Représentation supposée de Bélisaire au côté de Justinien, sur une mosaïque de Ravenne.

Après avoir relâché en différents endroits, et notamment en Sicile où les Ostrogoths permirent aux Romains de se ravitailler, Bélisaire aborda à Caputvada, à cinq journées de Carthage. Il sut habilement se présenter aux anciennes populations comme un libérateur chargé de les affranchir du joug des Vandales ariens, aux Vandales eux-mêmes comme l'ennemi non pas de leur nation, mais de leur roi Gélimer en qui Byzance ne voulait voir qu'un usurpateur. Grâce à la discipline qu'il avait établie, l'armée marcha sur Carthage sans piller ni mécontenter les habitants. Les Vandales ne parvinrent pas à l'arrêter à la bataille de Décime, et les Romains entrèrent à Carthage sans résistance (15 septembre 534). Une dernière bataille s'engagea à Tricaméron; avec 6000 hommes de cavalerie, Bélisaire battit l'armée fort nombreuse des Vandales. Réfugié à Médène sur le mont Pappuas, Gélimer y fut bloqué et au bout de trois mois dut se rendre. Pendant ce temps les Romains reprenaient la Sardaigne, les îles Baléares. Bélisaire avait montré dans cette expédition un égal talent à conquérir et à administrer la conquête. Ses ennemis l'accusèrent secrètement auprès de Justinien de songer à créer à son profit un Etat indépendant.

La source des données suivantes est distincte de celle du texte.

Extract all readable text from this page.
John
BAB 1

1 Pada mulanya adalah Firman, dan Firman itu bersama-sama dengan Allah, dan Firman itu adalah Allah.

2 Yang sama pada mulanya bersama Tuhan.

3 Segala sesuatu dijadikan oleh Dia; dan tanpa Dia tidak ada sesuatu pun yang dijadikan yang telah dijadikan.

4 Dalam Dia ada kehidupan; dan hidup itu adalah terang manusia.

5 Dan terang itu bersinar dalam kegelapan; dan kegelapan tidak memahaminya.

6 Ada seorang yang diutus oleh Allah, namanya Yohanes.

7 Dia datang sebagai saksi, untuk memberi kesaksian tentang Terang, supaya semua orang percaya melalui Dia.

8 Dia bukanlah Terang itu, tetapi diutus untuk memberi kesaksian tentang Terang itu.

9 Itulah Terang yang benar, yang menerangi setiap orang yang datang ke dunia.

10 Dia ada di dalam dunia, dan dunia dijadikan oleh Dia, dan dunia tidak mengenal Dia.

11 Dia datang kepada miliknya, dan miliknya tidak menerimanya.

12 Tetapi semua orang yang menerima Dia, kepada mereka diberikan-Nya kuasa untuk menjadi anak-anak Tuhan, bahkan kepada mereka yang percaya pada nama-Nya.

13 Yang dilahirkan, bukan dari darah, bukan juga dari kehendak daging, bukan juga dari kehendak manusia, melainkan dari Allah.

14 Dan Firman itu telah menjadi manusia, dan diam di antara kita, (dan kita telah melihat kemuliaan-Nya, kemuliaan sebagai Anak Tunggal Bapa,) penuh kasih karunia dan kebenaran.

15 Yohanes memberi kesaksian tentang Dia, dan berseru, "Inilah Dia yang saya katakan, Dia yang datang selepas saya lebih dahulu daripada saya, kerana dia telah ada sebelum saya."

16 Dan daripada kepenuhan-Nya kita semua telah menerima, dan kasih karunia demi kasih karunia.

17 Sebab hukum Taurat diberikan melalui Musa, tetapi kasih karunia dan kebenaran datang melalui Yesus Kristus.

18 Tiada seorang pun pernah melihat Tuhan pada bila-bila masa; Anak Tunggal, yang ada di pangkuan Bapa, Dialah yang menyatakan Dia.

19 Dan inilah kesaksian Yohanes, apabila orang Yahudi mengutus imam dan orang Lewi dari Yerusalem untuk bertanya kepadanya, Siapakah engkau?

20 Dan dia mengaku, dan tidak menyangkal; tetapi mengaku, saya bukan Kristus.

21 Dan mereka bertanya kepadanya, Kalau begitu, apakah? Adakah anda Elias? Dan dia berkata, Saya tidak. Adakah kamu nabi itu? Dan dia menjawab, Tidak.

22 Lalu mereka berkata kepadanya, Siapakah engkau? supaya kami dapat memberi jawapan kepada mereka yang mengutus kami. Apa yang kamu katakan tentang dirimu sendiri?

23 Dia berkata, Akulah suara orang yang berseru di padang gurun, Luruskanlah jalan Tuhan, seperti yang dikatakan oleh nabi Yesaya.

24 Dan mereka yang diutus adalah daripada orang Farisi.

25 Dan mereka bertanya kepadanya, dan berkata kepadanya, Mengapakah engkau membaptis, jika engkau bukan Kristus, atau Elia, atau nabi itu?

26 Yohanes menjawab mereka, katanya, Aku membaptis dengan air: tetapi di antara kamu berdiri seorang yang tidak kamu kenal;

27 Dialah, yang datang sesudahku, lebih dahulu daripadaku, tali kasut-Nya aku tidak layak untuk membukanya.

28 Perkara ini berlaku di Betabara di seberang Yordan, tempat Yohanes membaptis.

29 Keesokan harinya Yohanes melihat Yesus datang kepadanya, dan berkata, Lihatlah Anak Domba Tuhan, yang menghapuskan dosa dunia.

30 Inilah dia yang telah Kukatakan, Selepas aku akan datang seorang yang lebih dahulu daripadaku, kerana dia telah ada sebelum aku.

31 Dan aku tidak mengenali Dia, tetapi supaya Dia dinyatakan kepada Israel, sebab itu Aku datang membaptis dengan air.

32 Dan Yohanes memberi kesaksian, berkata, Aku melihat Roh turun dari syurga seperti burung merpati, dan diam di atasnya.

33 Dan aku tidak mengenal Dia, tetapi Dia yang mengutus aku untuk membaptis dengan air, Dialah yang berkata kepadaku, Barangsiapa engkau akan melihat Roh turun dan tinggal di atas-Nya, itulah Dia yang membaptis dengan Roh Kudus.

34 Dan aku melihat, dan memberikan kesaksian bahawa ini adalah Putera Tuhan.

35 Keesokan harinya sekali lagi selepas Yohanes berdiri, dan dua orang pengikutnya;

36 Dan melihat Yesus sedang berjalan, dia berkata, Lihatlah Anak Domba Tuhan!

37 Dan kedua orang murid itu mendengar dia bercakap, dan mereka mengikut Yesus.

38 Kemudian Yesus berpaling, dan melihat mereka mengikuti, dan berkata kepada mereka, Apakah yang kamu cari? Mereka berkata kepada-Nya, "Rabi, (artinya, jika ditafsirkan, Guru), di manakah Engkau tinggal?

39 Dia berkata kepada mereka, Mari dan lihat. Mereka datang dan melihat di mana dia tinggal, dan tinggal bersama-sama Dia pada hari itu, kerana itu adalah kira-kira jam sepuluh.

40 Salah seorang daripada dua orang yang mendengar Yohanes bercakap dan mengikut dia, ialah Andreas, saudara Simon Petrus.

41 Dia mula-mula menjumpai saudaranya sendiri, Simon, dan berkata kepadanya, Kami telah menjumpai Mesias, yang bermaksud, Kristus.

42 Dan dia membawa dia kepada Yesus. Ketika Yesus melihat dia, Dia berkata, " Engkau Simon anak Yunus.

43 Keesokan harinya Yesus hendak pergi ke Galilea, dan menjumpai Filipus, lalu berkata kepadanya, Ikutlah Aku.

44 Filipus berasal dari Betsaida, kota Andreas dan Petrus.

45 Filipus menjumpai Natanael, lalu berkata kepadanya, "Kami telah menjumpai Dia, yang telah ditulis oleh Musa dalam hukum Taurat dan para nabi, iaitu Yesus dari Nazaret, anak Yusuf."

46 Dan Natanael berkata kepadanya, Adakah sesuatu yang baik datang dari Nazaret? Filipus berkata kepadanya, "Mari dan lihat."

Il retourna à Constantinople où Justinien lui décerna les honneurs du triomphe (mars 535); il fut nommé consul, comblé de marques de distinction et Justinien fit même frapper une médaille avec la légende « Bélisaire, la gloire des Romains ». La même année, Justinien rompait avec les Ostrogoths d'Italie. Bélisaire fut chargé de leur enlever la Sicile. Panorme seule lui résista, mais sans succès. Après une courte excursion en Afrique, où des troubles s'étaient produits et où il ramena l'ordre, Bélisaire passa en Italie; ici encore les populations catholiques l'accueillirent comme un libérateur. Cependant Naples, défendue par des troupes nombreuses, résista. Bélisaire, afin de ne pas perdre de temps, allait se retirer, lorsqu'un soldat découvrit le moyen de pénétrer dans la ville par un aqueduc. Naples fut prise et pillée (536). Après avoir laissé quelques garnisons dans l'Italie du Sud, Bélisaire marcha sur Rome. Il n'y eut même pas de résistance, les Romains ouvrirent leurs portes, tandis que la garnison gothique obtenait de se retirer à Ravenne (10 décembre). Bélisaire s'empressa de fortifier la ville et d'y amasser des vivres. 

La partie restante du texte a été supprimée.